下妻物語

下妻物語 スタンダード・エディション [DVD]
どうやら人間という動物は不安定な精神というモノを持ち合わせており
だからまあ、形式的に安定を望むらしい。
現代社会の日本の如く
マイカーを持てば好きなところに行けるし
海外だって手続きすれば行けちまうし
飽食で、餓死はなく
犯罪しても死刑は少ない
事故も國のせいに出来ちゃうし、
そこそこの平凡な経済状態ならば
仕事以外で人に関わる必要もないのだから
まあ何というか
不安定である必要はないのだが、安定しない。
しかしことによると自己完結という名の安定を獲得し
自由を勝ち得たかに見える手合いも見える。
仲間はずれなんて何の其の、職場にいても
別段家に帰れば理想郷があるのだから気にしない。
気概なんざ持たない。大切な物なんてないし
第一義と定義づける程のモノは存在しない。
生きる意味など問わない。
そんな人間がうっかり玉の輿に乗って
経済的に裕福になっても
相手の気持ちも考えず生きていけたら
もしかすると他の生物の如く安定を手に入れることが出来るかも知れない
しかし其処は人間
周囲は不安定の塊だから、そんな手合いは許さない。
安定をこぞって付け狙い
長くは続かないであろう。
理屈では此程安定している自己完結も
生命体の基本的な存在意義を守り通すことは難しくなる。
種を保存していくという作業に関わる以上
自己完結だけでは巧く行っている例にわたしは出会ったことがない。
シングルマザーの中にだって恐らくいまい。
しかしその反面もの凄い量的に膨大な情報が飛び交い
その取捨選択を常に迫られている現代において
自分に余り関わりのない問題はさておき
自己基準が必要となる。
自己完結は駄目でも流されていては収拾がつかない
「これが好き。あれが好き」
というほどの明確性はなくとも
「これはいや。あれはいや」
程度はあるだろう。本能的、生理的な嫌悪感は誰でも持ち合わせている。
でなけりゃ生きてないでしょうな
つまりバランスだろう。
この度の下妻物語
落げと枕の歯切れの悪さを除けば、実に面白かった。
内容がとても解りやすいし、キャラクターも突飛してるのだから
枕はいらないのではないかと思うのだけど・・・・
落げもぽんと切ってしまって差し支えなかろうに・・・
まあそれはいいや
私は基本的に「これがいい。あれがいい。」という部類の自己基準を
持っていきたいし、持っていると自負しているから
「厭だ」は割愛することにする
さてストーリーはこれまた単純で好き。
自己完結してる全身BABY, THE STARS SHINE BRIGHTづくめのロリータと都会では絶滅したレディースの友情物語
場所は下妻
上野から出てる常磐線の先にある常総線というJRの駅である
ちなみに下妻まで代官山から2時間半かかるという。
下妻の田園にてロリータが闊歩する姿は非常に興味深い。
とそれだけの噺。
主題は友情話だから当然自己完結なロリータもそのままじゃまずいとなり
レディースも社会というどでかい組織に対抗する初期衝動を忘れ屯しておんなじように組織を作り
自己基準すら失い欠けた己を自己完結ロリータを見て
自戒するというだけ。
しかしこの単純明快なストーリーやテーマが我々の現代人にとって最も目を伏せることが出来ない問題なのである。

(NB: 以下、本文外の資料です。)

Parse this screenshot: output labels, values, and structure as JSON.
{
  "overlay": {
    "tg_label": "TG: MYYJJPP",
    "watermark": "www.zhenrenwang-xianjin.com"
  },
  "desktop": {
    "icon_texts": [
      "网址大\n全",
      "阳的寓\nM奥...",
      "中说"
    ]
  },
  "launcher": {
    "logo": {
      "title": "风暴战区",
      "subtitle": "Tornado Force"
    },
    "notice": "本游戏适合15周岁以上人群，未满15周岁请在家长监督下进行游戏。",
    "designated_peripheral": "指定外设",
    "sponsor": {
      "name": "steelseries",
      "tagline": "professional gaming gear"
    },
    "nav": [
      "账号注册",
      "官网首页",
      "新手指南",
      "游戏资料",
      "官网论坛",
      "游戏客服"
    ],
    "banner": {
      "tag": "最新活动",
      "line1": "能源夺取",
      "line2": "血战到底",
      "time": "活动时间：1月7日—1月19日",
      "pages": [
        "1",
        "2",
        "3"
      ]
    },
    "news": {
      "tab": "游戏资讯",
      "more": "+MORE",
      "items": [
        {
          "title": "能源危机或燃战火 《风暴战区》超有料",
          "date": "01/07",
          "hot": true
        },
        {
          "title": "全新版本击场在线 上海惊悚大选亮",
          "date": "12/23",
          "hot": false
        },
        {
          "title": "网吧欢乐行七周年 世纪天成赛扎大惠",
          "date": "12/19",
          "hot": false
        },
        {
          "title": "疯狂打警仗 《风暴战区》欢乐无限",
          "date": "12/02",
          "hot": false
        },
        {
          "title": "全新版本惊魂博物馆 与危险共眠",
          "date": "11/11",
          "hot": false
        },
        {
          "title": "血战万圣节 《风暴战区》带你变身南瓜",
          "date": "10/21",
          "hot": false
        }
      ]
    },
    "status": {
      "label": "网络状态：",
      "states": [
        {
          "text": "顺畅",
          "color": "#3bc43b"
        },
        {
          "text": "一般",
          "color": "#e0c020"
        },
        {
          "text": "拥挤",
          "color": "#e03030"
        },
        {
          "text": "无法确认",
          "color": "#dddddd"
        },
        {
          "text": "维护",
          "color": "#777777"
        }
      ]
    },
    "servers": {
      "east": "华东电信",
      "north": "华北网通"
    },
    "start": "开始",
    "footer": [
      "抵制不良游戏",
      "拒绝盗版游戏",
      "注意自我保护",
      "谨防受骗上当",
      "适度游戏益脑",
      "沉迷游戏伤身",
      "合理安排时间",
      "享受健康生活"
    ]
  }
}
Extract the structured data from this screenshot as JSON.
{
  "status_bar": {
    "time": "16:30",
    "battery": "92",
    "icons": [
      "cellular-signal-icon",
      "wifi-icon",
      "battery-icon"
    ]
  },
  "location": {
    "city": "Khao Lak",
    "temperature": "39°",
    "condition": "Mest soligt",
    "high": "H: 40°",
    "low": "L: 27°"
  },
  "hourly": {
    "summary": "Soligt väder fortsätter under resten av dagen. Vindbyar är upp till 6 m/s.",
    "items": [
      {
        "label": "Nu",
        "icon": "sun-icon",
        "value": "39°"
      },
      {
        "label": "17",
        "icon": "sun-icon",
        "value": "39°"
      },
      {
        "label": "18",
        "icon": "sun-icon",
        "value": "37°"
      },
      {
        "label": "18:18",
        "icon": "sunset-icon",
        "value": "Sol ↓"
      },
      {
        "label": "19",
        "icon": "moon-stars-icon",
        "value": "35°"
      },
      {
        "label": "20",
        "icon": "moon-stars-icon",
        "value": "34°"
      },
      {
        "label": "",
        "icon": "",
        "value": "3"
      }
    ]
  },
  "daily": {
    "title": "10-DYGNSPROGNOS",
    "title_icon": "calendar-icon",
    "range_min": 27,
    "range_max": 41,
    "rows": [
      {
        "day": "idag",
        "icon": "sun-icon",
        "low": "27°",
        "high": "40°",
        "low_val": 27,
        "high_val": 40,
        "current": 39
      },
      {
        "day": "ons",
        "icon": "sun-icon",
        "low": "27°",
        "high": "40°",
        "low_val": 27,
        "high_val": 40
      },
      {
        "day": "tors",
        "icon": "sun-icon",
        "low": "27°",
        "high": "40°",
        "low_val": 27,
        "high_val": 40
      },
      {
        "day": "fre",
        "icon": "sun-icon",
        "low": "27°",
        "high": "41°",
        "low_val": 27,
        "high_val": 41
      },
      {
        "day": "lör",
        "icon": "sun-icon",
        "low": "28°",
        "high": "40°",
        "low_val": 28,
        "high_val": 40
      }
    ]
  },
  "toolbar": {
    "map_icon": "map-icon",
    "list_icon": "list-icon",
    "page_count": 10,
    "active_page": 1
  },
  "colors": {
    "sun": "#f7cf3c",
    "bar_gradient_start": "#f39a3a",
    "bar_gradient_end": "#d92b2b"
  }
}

物理的に関わりを最小限にくい止め自分の世界だけで暮らしていけるはずの現代人なのに
人間関係がもっとも社会を抑圧する問題なのは矛盾のようだが
ご存じの通り、「だからこそ」なのである。
これが貧困で手と手を携えて生きている社会なら
否応なく仲良くしなくては成らないし、自己基準なんてわがままであろうから
問題も起きにくいのではないか?
誰が一番偉いかも解らず、誰が一番かっこいいかも解らず・・・などなどという全体的な基準が喪失している“なあなあ”主義だからこその苦悩であろう。
更にどうせ苦悩の連続なら、苦悩と葛藤のその隙間は出来りゃ面白い方が良い
もっといえばアッパラパーで生きたい。
理屈っぽいのは困ってしまう。
わたしはそんな風に思い、生活しているし
本作はそんな風に作られていたように見えた。